History of the Technique
While it is not known when and where the resist technique first developed, Asia has several cultural regions with a particularly strong ikat tradition. Maritime Southeast Asia, India, and Central Asia are all potential candidates for the origin of the technique, but it may also have evolved independently in several locations. Ikat may have spread at an early age through many parts of the Austronesian-speaking world, as technical similarities exist between Indonesian ikat production and that of Madagascar, which was settled by maritime Southeast Asians early in the first millennium B.C. As Malagasy weavers also use a distinctly Austronesian version of a horizontal back-strap loom, the technique may have arrived simultaneously with the spread of loom technology. Ikat patterning is probably represented in garments shown in the Ajanta cave paintings of India (from the fifth to the seventh century). A fragment patterned in the technique, kept for centuries in the Horyuji temple at Nara but now in the Tokyo National Museum, was apparently brought there from China during the Tang period (618-907 A.D.), but was probably produced in Central Asia. Cotton textiles with relatively simple warp ikat stripes were made in Yemen by the eighth or ninth century and were traded to Egypt, where they have survived.
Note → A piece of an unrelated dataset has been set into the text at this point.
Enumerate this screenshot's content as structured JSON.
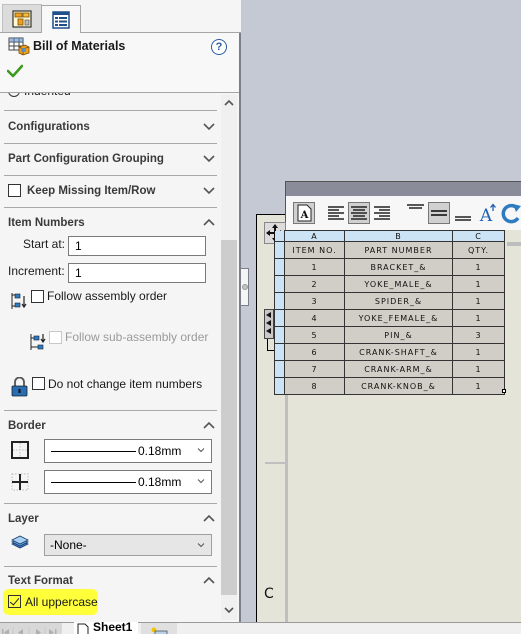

Early ikat production is also testified for pre-Columbian South America, in particular Peru, where a few examples of ikat survive from before the common era. The Mapucha of Chile still produce indigo-dyed warp ikat textiles. Guatemalan ikat, on the other hand, may have been introduced originally as trade textiles brought by the Spanish from the Philippines and could ultimately have a Southeast Asian source. West African weavers also make use of the technique, in particular in Ghana, the Ivory Coast, and Nigeria. In the Mediterranean world and Europe, ikat apparently developed in response to Islamic textiles; it first appeared in Italy in the seventeenth century as an influence from warp-ikat striped mashru cloth (a warp-faced satin weave with silk warp and cotton weft) made in Syria and Turkey. For its spread through Europe, especially France, Majorca, and Spain, see Marie-Louise Nabholz-Kartaschoff.
Nineteenth- and twentieth-century evidence show that at least during the last two hundred years, Asia produced the most varied and highest quality ikat textiles, and a survey of the technique will inevitably have the continent as its main focus, although the occurrence of ikat worldwide needs to be acknowledged. Particularly fine material survives from India, Central Asia, Southeast Asia, and Japan. China, otherwise of course a producer of quality textiles, apparently has not developed the technique to any degree, at least outside its Central Asian provinces.